Dem stimme ich 100 Prozent zu, wenn der Bedarf es erfordert. Denn das ist ja das Zentrale: Wir wollen die Opfer wieder zu Beteiligten dieser Gesellschaft machen. Und dafür brauchen sie kein Mitleid, sondern echte Hilfe. Wir müssen ihnen wieder einen weitgehend normalen Alltag ermöglichen und sie zurück in unsere Mitte holen. Sie sind Opfer, ja. Aber wir dürfen nicht ein Leben lang nur das Opfer sehen, sondern den ganzen Menschen. Sonst würden wir ja indirekt genau das schaffen, was der Täter wollte.

Einige Betroffene erheben auch politische Forderungen. Serpil Temiz fordert auch eine Stiftung gegen Rassismus. Kemal Kocak sagt: „Wir wollen Taten sehen.“ Berechtigte Forderungen?

Jedes Opfer darf natürlich seine Meinung sagen. Die Idee einer Stiftung finde ich grundsätzlich gut. Dahinter steckt ja die Idee: Wir brauchen etwas Institutionelles, etwas Langfristiges, um den Rassismus zu bekämpfen. Ob das am Ende eine Stiftung wird oder etwas anderes, wird man sehen. Und ich merke immer dringlicher, dass den Opfern eine vollständige Aufklärung der Tat essentiell ist. Da ist meine Bitte an die Ermittler, dass sie ihre Ergebnisse nicht nur bald, sondern zuerst den Familien mitteilen und nicht der Presse. Das wäre wichtig.

Sie trafen mit anderen Opferverbänden und Religionsgemeinschaften zuletzt auch Hessens Ministerpräsidenten Volker Bouffier: Was kam dabei raus?

Das war nicht nur Herr Bouffier, sondern fast das komplette Kabinett. Sie haben uns erstmal nur zugehört, fast zweieinhalb Stunden, das war gut. Herr Bouffier hat zugestimmt, dass die Opferhilfe direkt vor Ort und so unkompliziert wie möglich stattfinden soll. Gesprochen haben wir auch über Rassismus im Alltag. Die Frage bleibt: Was wird am Ende politisch entschieden? Und wie nachhaltig ist das?

Glauben Sie, es wird etwas Nachhaltiges entschieden?

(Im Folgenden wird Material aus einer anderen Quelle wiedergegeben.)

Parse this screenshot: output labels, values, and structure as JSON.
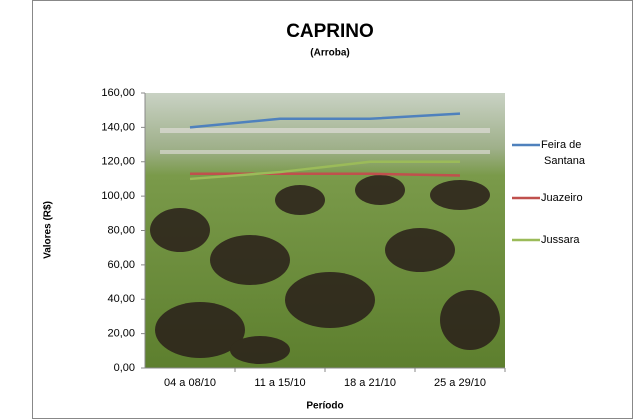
{
  "chart_data": {
    "type": "line",
    "title": "CAPRINO",
    "subtitle": "(Arroba)",
    "xlabel": "Período",
    "ylabel": "Valores (R$)",
    "categories": [
      "04 a 08/10",
      "11 a 15/10",
      "18 a 21/10",
      "25 a 29/10"
    ],
    "series": [
      {
        "name": "Feira de Santana",
        "color": "#4f81bd",
        "values": [
          140,
          145,
          145,
          148
        ]
      },
      {
        "name": "Juazeiro",
        "color": "#c0504d",
        "values": [
          113,
          113,
          113,
          112
        ]
      },
      {
        "name": "Jussara",
        "color": "#9bbb59",
        "values": [
          110,
          114,
          120,
          120
        ]
      }
    ],
    "ylim": [
      0,
      160
    ],
    "yticks": [
      {
        "value": 0,
        "label": "0,00"
      },
      {
        "value": 20,
        "label": "20,00"
      },
      {
        "value": 40,
        "label": "40,00"
      },
      {
        "value": 60,
        "label": "60,00"
      },
      {
        "value": 80,
        "label": "80,00"
      },
      {
        "value": 100,
        "label": "100,00"
      },
      {
        "value": 120,
        "label": "120,00"
      },
      {
        "value": 140,
        "label": "140,00"
      },
      {
        "value": 160,
        "label": "160,00"
      }
    ],
    "legend": "right"
  }
}
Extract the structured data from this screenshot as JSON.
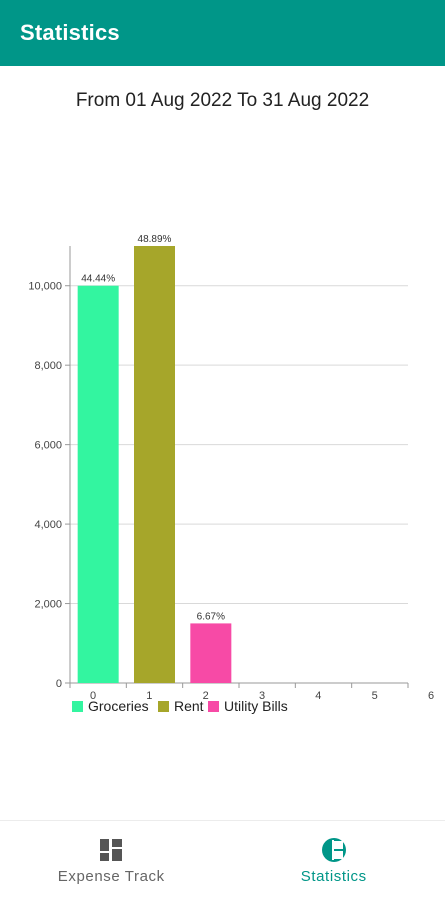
{
  "appbar": {
    "title": "Statistics"
  },
  "date_range": "From 01 Aug 2022 To 31 Aug 2022",
  "nav": {
    "expense_label": "Expense Track",
    "stats_label": "Statistics"
  },
  "colors": {
    "primary": "#009688",
    "inactive": "#555555"
  },
  "chart_data": {
    "type": "bar",
    "categories": [
      "Groceries",
      "Rent",
      "Utility Bills"
    ],
    "x": [
      0.5,
      1.5,
      2.5
    ],
    "values": [
      10000,
      11000,
      1500
    ],
    "labels": [
      "44.44%",
      "48.89%",
      "6.67%"
    ],
    "colors": [
      "#33f5a0",
      "#a6a62a",
      "#f74aa6"
    ],
    "xticks": [
      "0",
      "1",
      "2",
      "3",
      "4",
      "5",
      "6"
    ],
    "yticks": [
      "0",
      "2,000",
      "4,000",
      "6,000",
      "8,000",
      "10,000"
    ],
    "xlim": [
      0,
      6
    ],
    "ylim": [
      0,
      11000
    ],
    "legend": [
      "Groceries",
      "Rent",
      "Utility Bills"
    ],
    "grid": true,
    "legend_position": "bottom-left"
  }
}
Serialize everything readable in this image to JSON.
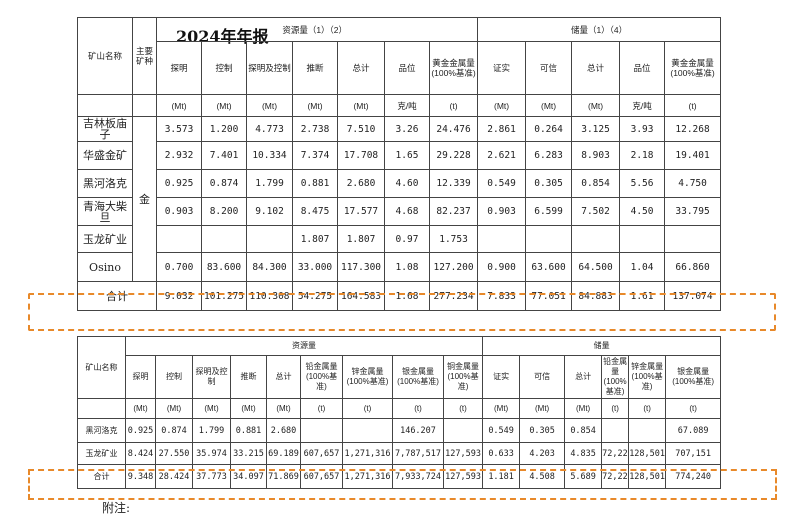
{
  "title": "2024年年报",
  "table1": {
    "col_mine": "矿山名称",
    "col_mineral": "主要矿种",
    "group_resource": "资源量（1）（2）",
    "group_reserve": "储量（1）（4）",
    "resource_cols": [
      "探明",
      "控制",
      "探明及控制",
      "推断",
      "总计",
      "品位",
      "黄金金属量(100%基准)"
    ],
    "reserve_cols": [
      "证实",
      "可信",
      "总计",
      "品位",
      "黄金金属量(100%基准)"
    ],
    "units": [
      "(Mt)",
      "(Mt)",
      "(Mt)",
      "(Mt)",
      "(Mt)",
      "克/吨",
      "(t)",
      "(Mt)",
      "(Mt)",
      "(Mt)",
      "克/吨",
      "(t)"
    ],
    "mineral": "金",
    "rows": [
      {
        "name": "吉林板庙子",
        "vals": [
          "3.573",
          "1.200",
          "4.773",
          "2.738",
          "7.510",
          "3.26",
          "24.476",
          "2.861",
          "0.264",
          "3.125",
          "3.93",
          "12.268"
        ]
      },
      {
        "name": "华盛金矿",
        "vals": [
          "2.932",
          "7.401",
          "10.334",
          "7.374",
          "17.708",
          "1.65",
          "29.228",
          "2.621",
          "6.283",
          "8.903",
          "2.18",
          "19.401"
        ]
      },
      {
        "name": "黑河洛克",
        "vals": [
          "0.925",
          "0.874",
          "1.799",
          "0.881",
          "2.680",
          "4.60",
          "12.339",
          "0.549",
          "0.305",
          "0.854",
          "5.56",
          "4.750"
        ]
      },
      {
        "name": "青海大柴旦",
        "vals": [
          "0.903",
          "8.200",
          "9.102",
          "8.475",
          "17.577",
          "4.68",
          "82.237",
          "0.903",
          "6.599",
          "7.502",
          "4.50",
          "33.795"
        ]
      },
      {
        "name": "玉龙矿业",
        "vals": [
          "",
          "",
          "",
          "1.807",
          "1.807",
          "0.97",
          "1.753",
          "",
          "",
          "",
          "",
          ""
        ]
      },
      {
        "name": "Osino",
        "vals": [
          "0.700",
          "83.600",
          "84.300",
          "33.000",
          "117.300",
          "1.08",
          "127.200",
          "0.900",
          "63.600",
          "64.500",
          "1.04",
          "66.860"
        ]
      }
    ],
    "total": {
      "name": "合计",
      "vals": [
        "9.032",
        "101.275",
        "110.308",
        "54.275",
        "164.583",
        "1.68",
        "277.234",
        "7.833",
        "77.051",
        "84.883",
        "1.61",
        "137.074"
      ]
    }
  },
  "table2": {
    "col_mine": "矿山名称",
    "group_resource": "资源量",
    "group_reserve": "储量",
    "resource_cols": [
      "探明",
      "控制",
      "探明及控制",
      "推断",
      "总计",
      "铅金属量(100%基准)",
      "锌金属量(100%基准)",
      "银金属量(100%基准)",
      "铜金属量(100%基准)"
    ],
    "reserve_cols": [
      "证实",
      "可信",
      "总计",
      "铅金属量(100%基准)",
      "锌金属量(100%基准)",
      "银金属量(100%基准)"
    ],
    "units": [
      "(Mt)",
      "(Mt)",
      "(Mt)",
      "(Mt)",
      "(Mt)",
      "(t)",
      "(t)",
      "(t)",
      "(t)",
      "(Mt)",
      "(Mt)",
      "(Mt)",
      "(t)",
      "(t)",
      "(t)"
    ],
    "rows": [
      {
        "name": "黑河洛克",
        "vals": [
          "0.925",
          "0.874",
          "1.799",
          "0.881",
          "2.680",
          "",
          "",
          "146.207",
          "",
          "0.549",
          "0.305",
          "0.854",
          "",
          "",
          "67.089"
        ]
      },
      {
        "name": "玉龙矿业",
        "vals": [
          "8.424",
          "27.550",
          "35.974",
          "33.215",
          "69.189",
          "607,657",
          "1,271,316",
          "7,787,517",
          "127,593",
          "0.633",
          "4.203",
          "4.835",
          "72,227",
          "128,501",
          "707,151"
        ]
      }
    ],
    "total": {
      "name": "合计",
      "vals": [
        "9.348",
        "28.424",
        "37.773",
        "34.097",
        "71.869",
        "607,657",
        "1,271,316",
        "7,933,724",
        "127,593",
        "1.181",
        "4.508",
        "5.689",
        "72,227",
        "128,501",
        "774,240"
      ]
    }
  },
  "note": "附注:"
}
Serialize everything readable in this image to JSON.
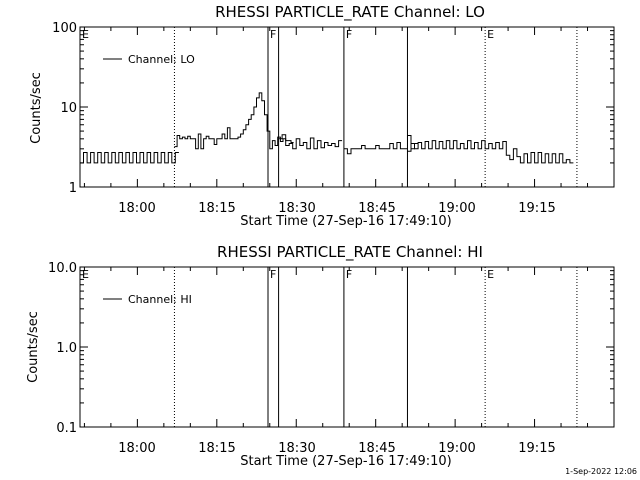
{
  "chart_data": [
    {
      "type": "line",
      "title": "RHESSI PARTICLE_RATE Channel: LO",
      "xlabel": "Start Time (27-Sep-16 17:49:10)",
      "ylabel": "Counts/sec",
      "y_scale": "log",
      "ylim": [
        1,
        100
      ],
      "y_ticks": [
        "1",
        "10",
        "100"
      ],
      "xlim": [
        "17:49:10",
        "19:30:00"
      ],
      "x_ticks": [
        "18:00",
        "18:15",
        "18:30",
        "18:45",
        "19:00",
        "19:15"
      ],
      "legend": {
        "label": "Channel: LO",
        "placement": "top-left"
      },
      "markers": [
        {
          "time": "17:49:10",
          "style": "none",
          "label": "E"
        },
        {
          "time": "18:07:00",
          "style": "dotted",
          "label": ""
        },
        {
          "time": "18:24:40",
          "style": "solid",
          "label": "F"
        },
        {
          "time": "18:26:40",
          "style": "solid",
          "label": ""
        },
        {
          "time": "18:39:00",
          "style": "solid",
          "label": "F"
        },
        {
          "time": "18:51:00",
          "style": "solid",
          "label": ""
        },
        {
          "time": "19:05:40",
          "style": "dotted",
          "label": "E"
        },
        {
          "time": "19:23:00",
          "style": "dotted",
          "label": ""
        }
      ],
      "series": [
        {
          "name": "Channel: LO",
          "segments": [
            {
              "start": "17:49:10",
              "step_s": 40,
              "values": [
                2,
                2.7,
                2,
                2.7,
                2,
                2.7,
                2,
                2.7,
                2,
                2.7,
                2,
                2.7,
                2,
                2.7,
                2,
                2.7,
                2,
                2.7,
                2,
                2.7,
                2,
                2.7,
                2,
                2.7,
                2,
                2.7,
                2,
                2.7
              ]
            },
            {
              "start": "18:07:00",
              "step_s": 30,
              "values": [
                3.2,
                4.4,
                4,
                4.2,
                4,
                4.3,
                4,
                4,
                3,
                4.6,
                3,
                4,
                4.3,
                4,
                4,
                3.4,
                4,
                4,
                4.6,
                4,
                5.5,
                4,
                4,
                4,
                4.2,
                4.6,
                5.2,
                6,
                7,
                8,
                10,
                13,
                15,
                12,
                8,
                5,
                3,
                3.8,
                3.3,
                4.2,
                3.7,
                4,
                3.8,
                3.8,
                3.6
              ]
            },
            {
              "start": "18:26:40",
              "step_s": 40,
              "values": [
                4,
                4.5,
                3.3,
                3.5,
                3,
                4,
                3.3,
                3.6,
                3,
                4.1,
                3,
                3.8,
                3.1,
                3.6,
                3.3,
                3.5,
                3.2,
                3.8
              ]
            },
            {
              "start": "18:39:00",
              "step_s": 40,
              "values": [
                3,
                2.6,
                3,
                3,
                3,
                3.3,
                3,
                3,
                3,
                3.3,
                3,
                3,
                3,
                3.5,
                3,
                3.6,
                3,
                3,
                4.4,
                3,
                3.5
              ]
            },
            {
              "start": "18:51:00",
              "step_s": 40,
              "values": [
                2.8,
                3.5,
                3,
                3.6,
                3,
                3.7,
                3,
                3.8,
                3,
                3.7,
                3,
                3.8,
                3,
                3.8,
                3,
                3.5,
                3,
                3.8,
                3,
                3.6,
                3,
                3.8,
                3,
                3.5,
                3,
                3.6,
                3,
                3.7,
                2.5,
                2.2,
                3,
                2.4,
                2,
                2.6,
                2,
                2.7,
                2,
                2.7,
                2,
                2.6,
                2,
                2.6,
                2,
                2.6,
                2,
                2.2,
                2
              ]
            }
          ]
        }
      ]
    },
    {
      "type": "line",
      "title": "RHESSI PARTICLE_RATE Channel: HI",
      "xlabel": "Start Time (27-Sep-16 17:49:10)",
      "ylabel": "Counts/sec",
      "y_scale": "log",
      "ylim": [
        0.1,
        10
      ],
      "y_ticks": [
        "0.1",
        "1.0",
        "10.0"
      ],
      "xlim": [
        "17:49:10",
        "19:30:00"
      ],
      "x_ticks": [
        "18:00",
        "18:15",
        "18:30",
        "18:45",
        "19:00",
        "19:15"
      ],
      "legend": {
        "label": "Channel: HI",
        "placement": "top-left"
      },
      "markers": [
        {
          "time": "17:49:10",
          "style": "none",
          "label": "E"
        },
        {
          "time": "18:07:00",
          "style": "dotted",
          "label": ""
        },
        {
          "time": "18:24:40",
          "style": "solid",
          "label": "F"
        },
        {
          "time": "18:26:40",
          "style": "solid",
          "label": ""
        },
        {
          "time": "18:39:00",
          "style": "solid",
          "label": "F"
        },
        {
          "time": "18:51:00",
          "style": "solid",
          "label": ""
        },
        {
          "time": "19:05:40",
          "style": "dotted",
          "label": "E"
        },
        {
          "time": "19:23:00",
          "style": "dotted",
          "label": ""
        }
      ],
      "series": [
        {
          "name": "Channel: HI",
          "segments": []
        }
      ]
    }
  ],
  "footer": {
    "timestamp": "1-Sep-2022 12:06"
  }
}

Das ist jetzt Sache von Herrn Bouffier und der Politik. Aber ich hoffe, dass wir alle eine Schlussfolgerung aus der Tat ziehen. Dass wir Nächstenliebe im Alltag zeigen und den anderen sagen: Wenn was ist, helfe ich dir, wir halten zusammen. Das wünsche ich mir.

Derzeit reden alle fast nur noch über das Corona-Virus. Droht da das Schicksal der Anschlagsopfer in den Hintergrund zu rücken?

Diese Entwicklung kommt natürlich zur Unzeit. Das Leid der Betroffenen wird in der derzeitigen Situation nicht kleiner, eher sogar größer, einer noch weiteren Herausforderung ausgesetzt. Deshalb ist es wichtig, die Anschlagsopfer im Blick zu behalten. Bisher aber tun das die Behörden, zum Glück. Wir jedenfalls im Kernteam bleiben dran, machen auch von daheim aus weiter. Gleichwohl macht es das wahrlich nicht einfacher, weil das Soziale und Gespräche dringend anstünden und Distanz, auch wenn nun richtig und nötig, eigentlich gerade nicht förderlich ist.

Bei dem Pensum, das Sie gerade absolvieren: Wie geht es Ihnen dabei eigentlich?

Ich erlebe gerade die außerordentlichsten Tage meines Berufslebens, auch über körperliche Grenzen hinaus, das stimmt. Aber man funktioniert in diesen Momenten, macht immer weiter. Zwischendrin hatte aber auch ich Heulkrämpfe. Ich habe mir zuletzt nun Erholungsphasen verordnet. Denn ich werde noch viel Luft brauchen. Diese Aufgabe wird ein Marathon, die Opfer werden noch sehr lange Hilfe brauchen. Und ich will ihnen dabei zur Seite stehen.